5.6 鄂爾多斯民間借貸的發展路徑選擇之一:組建民營銀行。首先,2010年5月國務院常務會議鼓勵和引導民間投資健康發展的“新36條”政策性文件出臺,鼓勵和引導民間資本興辦金融機構,民營銀行的市場準入態勢基本明朗,為鄂爾多斯民營銀行的創辦提供了政策與制度基礎。其次,鄂爾多斯地區非公有制經濟的迅速發展為民營銀行提供了巨大的生存與發展空間。雖然目前鄂爾多斯有“四大”國有商業銀行、鄂爾多斯城市商業銀行、招行、交行、浦發行、包商行等股份制銀行,但是大銀行“大一統”經營服務戰略已不能滿足鄂爾多斯地區中小企業發展對金融服務“多元化”、“差異化”的需求,必然要求有與之相適應的靈活、快捷的民營信貸機制為其提供針對性的金融服務。第三,鄂爾多斯充裕的民間資本可以為民營銀行提供源源不斷的資金保障與支持。據中國人民銀行鄂爾多斯市中心支行2010年的推算,鄂爾多斯全市民間借貸規模約為540億元。而且隨著鄂爾多斯地區經濟的快速發展,近年來已成為中國最富有的地方政府之一,每年的稅收在400億元以上,2010年稅收收入達538.2億元,人均GDP在全國名列第一[7]。
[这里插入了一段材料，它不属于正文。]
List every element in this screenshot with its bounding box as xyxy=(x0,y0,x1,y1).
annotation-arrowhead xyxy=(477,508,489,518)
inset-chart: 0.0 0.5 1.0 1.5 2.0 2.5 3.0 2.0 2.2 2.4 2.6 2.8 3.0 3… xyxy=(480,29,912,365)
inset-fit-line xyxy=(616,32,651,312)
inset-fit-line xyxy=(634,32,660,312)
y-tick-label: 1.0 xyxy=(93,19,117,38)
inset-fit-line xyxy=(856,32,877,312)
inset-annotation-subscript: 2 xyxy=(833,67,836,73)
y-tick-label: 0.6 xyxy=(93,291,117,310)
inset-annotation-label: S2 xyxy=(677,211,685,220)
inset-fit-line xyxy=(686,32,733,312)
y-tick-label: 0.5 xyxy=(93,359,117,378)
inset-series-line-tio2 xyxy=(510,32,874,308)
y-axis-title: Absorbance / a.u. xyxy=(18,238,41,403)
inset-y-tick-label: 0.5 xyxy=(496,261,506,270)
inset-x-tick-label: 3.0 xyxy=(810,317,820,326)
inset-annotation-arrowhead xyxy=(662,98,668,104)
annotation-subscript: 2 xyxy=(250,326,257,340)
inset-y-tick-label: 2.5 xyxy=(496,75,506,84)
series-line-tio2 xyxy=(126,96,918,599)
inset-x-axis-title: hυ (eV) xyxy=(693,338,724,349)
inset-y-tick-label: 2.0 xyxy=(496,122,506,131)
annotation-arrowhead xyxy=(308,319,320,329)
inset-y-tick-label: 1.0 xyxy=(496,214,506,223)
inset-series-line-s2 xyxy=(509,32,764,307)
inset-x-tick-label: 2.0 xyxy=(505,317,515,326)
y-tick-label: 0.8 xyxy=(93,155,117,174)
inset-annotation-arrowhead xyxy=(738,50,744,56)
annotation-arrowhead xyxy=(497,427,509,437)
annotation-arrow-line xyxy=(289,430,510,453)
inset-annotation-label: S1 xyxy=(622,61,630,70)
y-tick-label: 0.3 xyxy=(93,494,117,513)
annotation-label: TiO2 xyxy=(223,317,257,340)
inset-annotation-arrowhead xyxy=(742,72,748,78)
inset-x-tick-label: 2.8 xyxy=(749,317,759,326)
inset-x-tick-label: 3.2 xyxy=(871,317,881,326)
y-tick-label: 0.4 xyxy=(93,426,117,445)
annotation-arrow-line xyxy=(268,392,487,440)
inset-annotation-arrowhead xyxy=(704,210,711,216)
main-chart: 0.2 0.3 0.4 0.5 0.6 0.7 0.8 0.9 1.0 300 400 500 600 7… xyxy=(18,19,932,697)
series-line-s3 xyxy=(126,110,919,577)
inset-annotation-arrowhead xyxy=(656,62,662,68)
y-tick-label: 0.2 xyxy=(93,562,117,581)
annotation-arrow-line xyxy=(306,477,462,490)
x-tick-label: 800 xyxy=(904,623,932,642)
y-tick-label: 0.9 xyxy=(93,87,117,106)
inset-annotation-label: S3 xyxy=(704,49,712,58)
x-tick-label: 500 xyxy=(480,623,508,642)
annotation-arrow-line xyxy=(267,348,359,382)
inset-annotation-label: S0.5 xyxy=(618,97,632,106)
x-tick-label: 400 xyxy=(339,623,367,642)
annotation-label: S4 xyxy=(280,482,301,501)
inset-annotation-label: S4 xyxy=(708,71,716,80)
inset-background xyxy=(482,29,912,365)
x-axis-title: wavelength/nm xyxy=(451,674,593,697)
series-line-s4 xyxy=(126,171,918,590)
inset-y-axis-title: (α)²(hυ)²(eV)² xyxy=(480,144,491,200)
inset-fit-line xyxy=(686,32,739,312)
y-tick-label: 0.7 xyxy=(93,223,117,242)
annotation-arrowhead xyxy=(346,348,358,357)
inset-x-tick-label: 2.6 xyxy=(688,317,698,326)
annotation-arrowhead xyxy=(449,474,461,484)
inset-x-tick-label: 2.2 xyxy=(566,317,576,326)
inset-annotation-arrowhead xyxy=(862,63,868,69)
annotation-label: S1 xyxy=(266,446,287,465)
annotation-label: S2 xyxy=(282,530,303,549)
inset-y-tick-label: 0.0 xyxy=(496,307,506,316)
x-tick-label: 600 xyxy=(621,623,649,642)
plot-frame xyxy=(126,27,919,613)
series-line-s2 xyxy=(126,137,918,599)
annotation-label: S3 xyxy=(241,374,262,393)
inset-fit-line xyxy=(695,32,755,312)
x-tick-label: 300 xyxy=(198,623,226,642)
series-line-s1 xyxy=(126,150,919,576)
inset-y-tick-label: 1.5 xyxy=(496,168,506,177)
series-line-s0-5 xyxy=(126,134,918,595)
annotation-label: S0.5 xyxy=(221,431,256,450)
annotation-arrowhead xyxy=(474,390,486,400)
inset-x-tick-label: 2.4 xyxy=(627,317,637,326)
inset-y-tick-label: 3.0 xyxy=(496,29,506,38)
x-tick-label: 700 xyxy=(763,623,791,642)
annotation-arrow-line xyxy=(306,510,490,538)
此外,“陽光化”運作的民營銀行在引導資金規范安全流動、降低金融風險更具優勢,也更便于有效監管。
[1]中國人民銀行鄂爾多斯市中心支行課題組.鄂爾多斯市民間融資研究報告[J].華北金融,2008(增刊):43-48.
[2]陳俊嶺.鄂爾多斯民間借貸的危機與救贖[N].上海證券報,2012-02-22(A08).
[3]蔡曉陽.對我國民間借貸的思考[J].金融教育研究,2012(1):35-39.
[4]李曉曄.鄂爾多斯民間借貸:勇敢者的游戲[N].第一財經日報,2011-08-04(A11).
[5]高和資本.鄂爾多斯民間借貸危機調查[N].中國建設報,2011-10-26(002).
[6]張君.對促進鄂爾多斯經濟轉型產業升級的思考[J].內蒙古金融研究,2012(3):38-39.
[7]王海霞,楊菲.鄂爾多斯民間資金出路:創辦民營銀行的可行性與必要性分析[J].內蒙古金融研究,2012(3):36-37.